Quantity isn’t everything, and a non-stop flow of talk, even if it’s supportive and engaging, won’t lead to a corresponding large following. Similar to figuring out what time of day resonates with your followers, figure out what’s realistically manageable in terms of frequency, and do your best to stick with that.
Posting once a month, of course, isn’t liable to drum up many followers, but don’t start by posting multiple times a day if that’s not something you’re able to maintain because, yet again, consistency matters. Find a reasonable balance between what’s doable for you and engaging for your followers.

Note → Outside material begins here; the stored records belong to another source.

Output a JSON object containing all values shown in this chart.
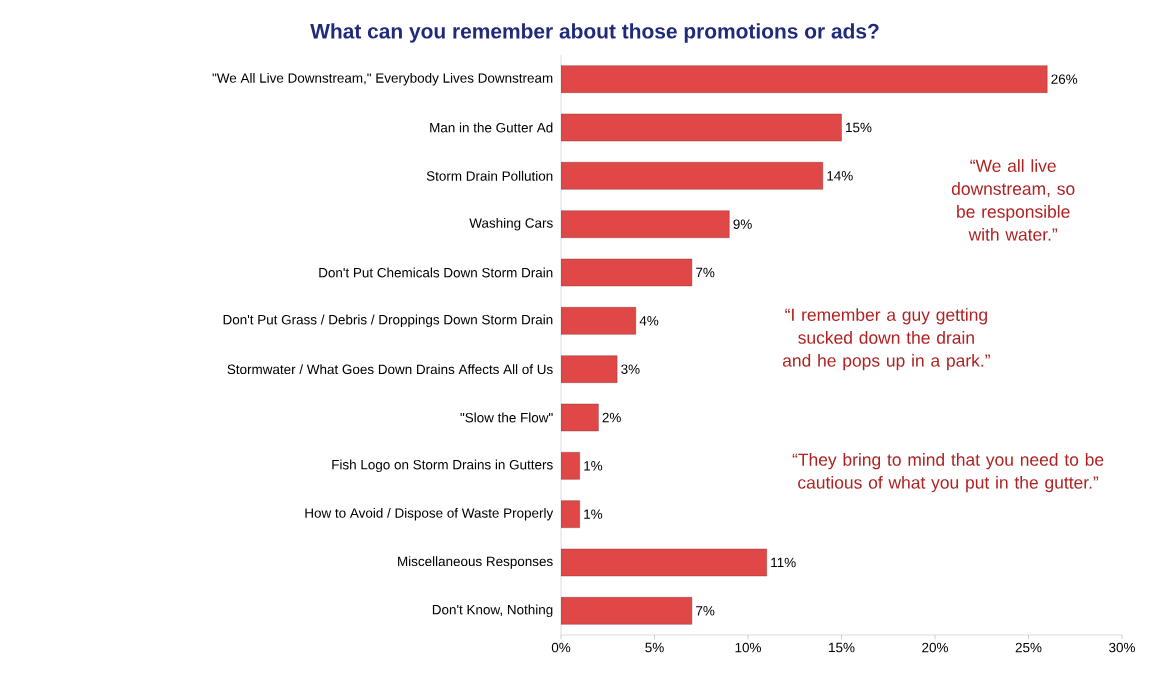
{
  "chart_data": {
    "type": "bar",
    "orientation": "horizontal",
    "title": "What can you remember about those promotions or ads?",
    "categories": [
      "\"We All Live Downstream,\" Everybody Lives Downstream",
      "Man in the Gutter Ad",
      "Storm Drain Pollution",
      "Washing Cars",
      "Don't Put Chemicals Down Storm Drain",
      "Don't Put Grass / Debris / Droppings Down Storm Drain",
      "Stormwater / What Goes Down Drains Affects All of Us",
      "\"Slow the Flow\"",
      "Fish Logo on Storm Drains in Gutters",
      "How to Avoid / Dispose of Waste Properly",
      "Miscellaneous Responses",
      "Don't Know, Nothing"
    ],
    "values": [
      26,
      15,
      14,
      9,
      7,
      4,
      3,
      2,
      1,
      1,
      11,
      7
    ],
    "value_labels": [
      "26%",
      "15%",
      "14%",
      "9%",
      "7%",
      "4%",
      "3%",
      "2%",
      "1%",
      "1%",
      "11%",
      "7%"
    ],
    "color": "#e04848",
    "xlim": [
      0,
      30
    ],
    "xticks": [
      {
        "value": 0,
        "label": "0%"
      },
      {
        "value": 5,
        "label": "5%"
      },
      {
        "value": 10,
        "label": "10%"
      },
      {
        "value": 15,
        "label": "15%"
      },
      {
        "value": 20,
        "label": "20%"
      },
      {
        "value": 25,
        "label": "25%"
      },
      {
        "value": 30,
        "label": "30%"
      }
    ],
    "grid": false,
    "annotations": [
      "“We all live downstream, so be responsible with water.”",
      "“I remember a guy getting sucked down the drain and he pops up in a park.”",
      "“They bring to mind that you need to be cautious of what you put in the gutter.”"
    ]
  }
}
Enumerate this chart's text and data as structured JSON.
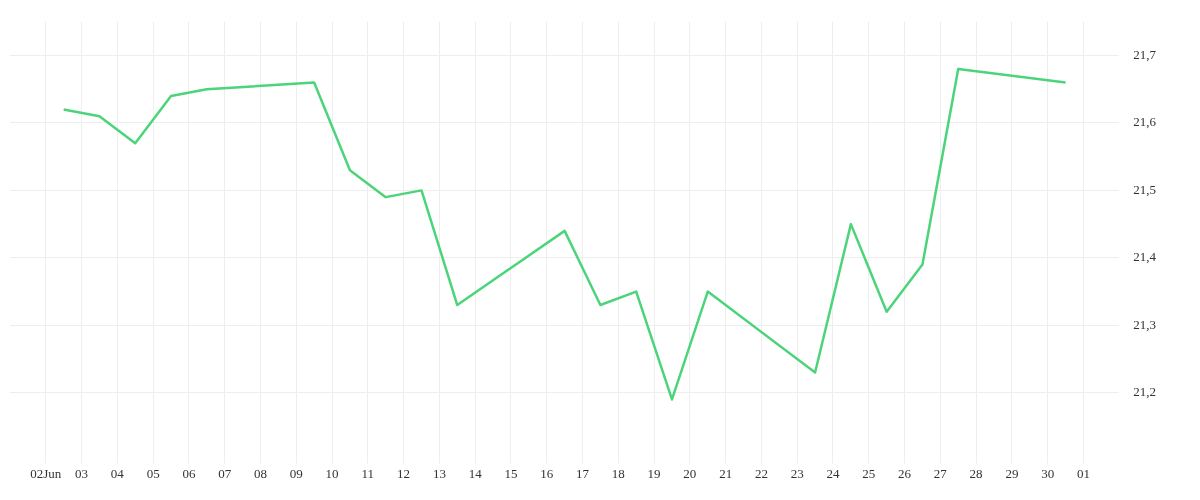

Social media success isn’t easy to define. There isn’t a singular, magic formula or set table of data every band can use to get a booming social following. The ideas might be standard fundamentals, but the thing to remember is that just like steadily building an audience of people that physically comes to your shows, social media involves steadily building an audience of people that will start to connect digitally to see what you do or say next.
Sadly, there’s no button to push to get an instant flood of followers, but don’t get discouraged! One of the best aspects of social media is how easy it is to reach people all over the world. Someone 8,000 miles away could see something you post and stream your song at any time! That’s enough to make acing these basics totally worth it.